Psychotherapist Phillip Hodson believes that viewers of such shows often subconsciously place themselves in the events that are unfolding on screen: "Crime is fascinating because most of us have to live life by the rules – and the idea of doing the opposite is a bit of a rush. Fiction gives us the chance to fantasise and imagine ourselves as a criminal, but a true crime drama takes this a stage further and shows us exactly how we might feel as a real killer or kidnapper – without the mental cushion that 'it's only a story'."

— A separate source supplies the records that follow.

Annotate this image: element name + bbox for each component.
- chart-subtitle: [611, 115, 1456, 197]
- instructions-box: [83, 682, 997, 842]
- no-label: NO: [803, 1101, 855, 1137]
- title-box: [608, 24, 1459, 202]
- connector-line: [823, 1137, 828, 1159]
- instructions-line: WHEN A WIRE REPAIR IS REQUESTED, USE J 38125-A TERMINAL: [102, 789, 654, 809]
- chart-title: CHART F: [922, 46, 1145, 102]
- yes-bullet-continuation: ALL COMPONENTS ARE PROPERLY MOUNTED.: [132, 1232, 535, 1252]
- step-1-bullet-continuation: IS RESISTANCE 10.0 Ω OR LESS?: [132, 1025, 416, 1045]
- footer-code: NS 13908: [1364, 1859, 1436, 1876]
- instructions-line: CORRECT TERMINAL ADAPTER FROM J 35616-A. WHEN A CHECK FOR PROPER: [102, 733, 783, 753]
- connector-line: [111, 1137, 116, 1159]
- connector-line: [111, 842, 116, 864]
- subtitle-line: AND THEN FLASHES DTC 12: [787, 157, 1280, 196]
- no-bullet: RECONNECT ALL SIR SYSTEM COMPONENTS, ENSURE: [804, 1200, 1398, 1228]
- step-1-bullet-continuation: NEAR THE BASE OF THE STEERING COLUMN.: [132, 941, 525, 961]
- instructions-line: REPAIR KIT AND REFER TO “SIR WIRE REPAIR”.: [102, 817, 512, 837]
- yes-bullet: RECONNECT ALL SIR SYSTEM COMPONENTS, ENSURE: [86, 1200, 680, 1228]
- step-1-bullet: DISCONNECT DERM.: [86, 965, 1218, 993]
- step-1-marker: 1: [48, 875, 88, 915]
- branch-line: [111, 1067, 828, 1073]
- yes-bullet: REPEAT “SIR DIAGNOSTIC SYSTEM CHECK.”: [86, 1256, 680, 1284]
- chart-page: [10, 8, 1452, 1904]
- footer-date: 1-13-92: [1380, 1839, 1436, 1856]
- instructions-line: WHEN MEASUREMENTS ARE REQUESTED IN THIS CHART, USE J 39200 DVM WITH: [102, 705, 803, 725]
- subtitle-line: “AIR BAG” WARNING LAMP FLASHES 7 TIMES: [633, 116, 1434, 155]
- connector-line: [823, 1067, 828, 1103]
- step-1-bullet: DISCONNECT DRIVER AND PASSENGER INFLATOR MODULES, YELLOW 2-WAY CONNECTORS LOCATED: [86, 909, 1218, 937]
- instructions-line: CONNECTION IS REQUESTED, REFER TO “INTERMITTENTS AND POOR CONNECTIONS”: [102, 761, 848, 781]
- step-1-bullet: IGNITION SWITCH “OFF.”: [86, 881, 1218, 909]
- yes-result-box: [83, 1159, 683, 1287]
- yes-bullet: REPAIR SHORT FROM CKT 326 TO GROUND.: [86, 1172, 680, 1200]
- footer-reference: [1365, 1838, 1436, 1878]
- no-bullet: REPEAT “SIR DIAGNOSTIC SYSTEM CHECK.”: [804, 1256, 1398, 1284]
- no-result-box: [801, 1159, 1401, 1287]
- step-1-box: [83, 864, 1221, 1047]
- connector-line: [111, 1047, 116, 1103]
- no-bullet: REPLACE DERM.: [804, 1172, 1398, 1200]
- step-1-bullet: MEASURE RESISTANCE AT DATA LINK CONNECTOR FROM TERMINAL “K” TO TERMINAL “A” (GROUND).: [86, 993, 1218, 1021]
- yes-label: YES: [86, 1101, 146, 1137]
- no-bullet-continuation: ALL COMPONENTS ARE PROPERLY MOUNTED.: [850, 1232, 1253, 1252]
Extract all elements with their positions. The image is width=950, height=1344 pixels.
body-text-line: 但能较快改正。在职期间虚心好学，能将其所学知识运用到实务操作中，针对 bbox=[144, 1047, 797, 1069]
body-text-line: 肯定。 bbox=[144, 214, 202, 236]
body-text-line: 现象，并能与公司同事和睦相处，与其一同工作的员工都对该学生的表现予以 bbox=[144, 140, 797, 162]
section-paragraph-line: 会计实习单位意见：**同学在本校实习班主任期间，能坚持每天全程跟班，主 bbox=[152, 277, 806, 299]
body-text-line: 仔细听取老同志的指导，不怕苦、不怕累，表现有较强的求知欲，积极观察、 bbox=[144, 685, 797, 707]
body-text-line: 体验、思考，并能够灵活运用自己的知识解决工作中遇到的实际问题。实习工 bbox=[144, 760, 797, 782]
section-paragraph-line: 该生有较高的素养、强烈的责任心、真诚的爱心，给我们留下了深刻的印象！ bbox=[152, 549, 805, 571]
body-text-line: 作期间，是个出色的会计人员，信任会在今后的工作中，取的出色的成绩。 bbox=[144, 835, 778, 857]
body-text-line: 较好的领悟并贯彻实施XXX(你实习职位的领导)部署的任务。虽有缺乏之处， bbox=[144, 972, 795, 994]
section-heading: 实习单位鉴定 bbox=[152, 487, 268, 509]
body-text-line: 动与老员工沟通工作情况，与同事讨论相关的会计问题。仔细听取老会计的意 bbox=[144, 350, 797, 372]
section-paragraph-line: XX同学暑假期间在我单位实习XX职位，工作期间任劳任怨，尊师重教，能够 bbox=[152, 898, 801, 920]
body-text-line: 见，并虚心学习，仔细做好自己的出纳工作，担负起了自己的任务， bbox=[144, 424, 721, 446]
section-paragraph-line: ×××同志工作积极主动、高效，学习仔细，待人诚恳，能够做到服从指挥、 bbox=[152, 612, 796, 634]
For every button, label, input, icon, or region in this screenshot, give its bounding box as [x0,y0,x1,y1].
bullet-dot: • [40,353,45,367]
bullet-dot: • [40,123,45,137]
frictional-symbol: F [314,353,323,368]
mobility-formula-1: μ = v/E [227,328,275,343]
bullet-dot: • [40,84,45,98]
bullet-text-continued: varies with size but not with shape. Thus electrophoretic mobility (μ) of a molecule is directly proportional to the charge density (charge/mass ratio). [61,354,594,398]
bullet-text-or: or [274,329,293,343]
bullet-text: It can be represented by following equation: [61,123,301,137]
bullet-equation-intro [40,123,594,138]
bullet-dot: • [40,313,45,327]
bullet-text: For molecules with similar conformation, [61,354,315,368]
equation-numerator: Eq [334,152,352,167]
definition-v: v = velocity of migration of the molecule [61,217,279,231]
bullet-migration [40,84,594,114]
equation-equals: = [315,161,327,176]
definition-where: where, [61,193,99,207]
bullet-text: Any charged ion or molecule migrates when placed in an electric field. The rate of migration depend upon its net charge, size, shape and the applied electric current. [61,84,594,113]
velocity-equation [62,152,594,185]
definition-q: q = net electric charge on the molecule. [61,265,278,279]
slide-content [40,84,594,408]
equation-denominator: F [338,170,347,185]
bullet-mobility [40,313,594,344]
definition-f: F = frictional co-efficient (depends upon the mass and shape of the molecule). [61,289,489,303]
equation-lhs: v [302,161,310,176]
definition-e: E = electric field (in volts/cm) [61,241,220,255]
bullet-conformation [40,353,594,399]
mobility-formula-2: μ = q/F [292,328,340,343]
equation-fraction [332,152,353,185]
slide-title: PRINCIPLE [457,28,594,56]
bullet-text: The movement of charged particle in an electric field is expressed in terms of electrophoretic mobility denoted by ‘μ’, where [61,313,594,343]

While experts frequently suggest the thrill of danger when watching a show such as American Crime Story is often a drama's main draw, as a fan of the genre myself, I hasten to add that the highs of watching a true crime drama elevate above mere observation too. Thrillers with good twists for example, are exciting to watch because us viewers just love to play detective – so its not all about being the bad guy. It gives us a sense of superiority we might not get in our everyday lives, particularly if we figure out the ending correctly before our friends. This feeling of gratification when it comes to the end result can't help but be amplified when its a real story.
This viewpoint is shared by true crime series fan Erisea Mag Editor In Chief Erika Holt, who believes that the main pull to such shows is that they "allow the viewer to become part of the investigation." But that doesn't stop her from agreeing wholeheartedly with the professionals above, who each pinpoint the dark dangers of the story as the biggest thrill. "People [become] fascinated with true crime, [because] it is a world we don't, and hopefully never will, reside in; somewhere that is filled with terror in the dark and horror at every turn," she told us. "Dipping our toes in from the safety of our home is the only way we would ever really want to examine the worlds most depraved and inhumane people."
But why is true crime so popular at the moment in particular? It's something that's been around for decades after all. Well to me, the internet strengthens our abilities to research the real life facts surrounding each case and enables us to make our own conclusions more absolutely, whilst social media outlets such as Twitter specifically help to amplify that same feeling of being a part of the investigation with other fellow fans. Why stop at just being right before your friends when you can be right before thousands of strangers too, or share your own verdicts of trials and cases?
It creates a sense of unity, as if you really are a team of police investigators solving your own crime. Of course, not all true crime is a mystery to be solved – the outcome may already be known. But in terms of shows such as Ryan Murphy's American Crime Story or Netflix's Making A Murderer, the cases in which they are based on are still speculated on today. It makes them even more exciting and our feelings stronger when we feel like there's not much we can do about said outcomes, especially when we really disagree as it's safe to say, everyone enjoys a heated debate from time-to-time.
Lastly, I believe that true crime shows draw us in more so than fiction-based television series because we feel like we're gaining access to insider knowledge that no one else (even though we know deep down that isn't true) is getting. Case files, fine details of crimes and videos of trials are offered up like the contents of our own personal Pandora's Box. And they've never before been opened, not in a visual way like this, and that idea that we're the ones worthy of seeing them now, all be that view a bit twisted, can't help but make us feel a bit special.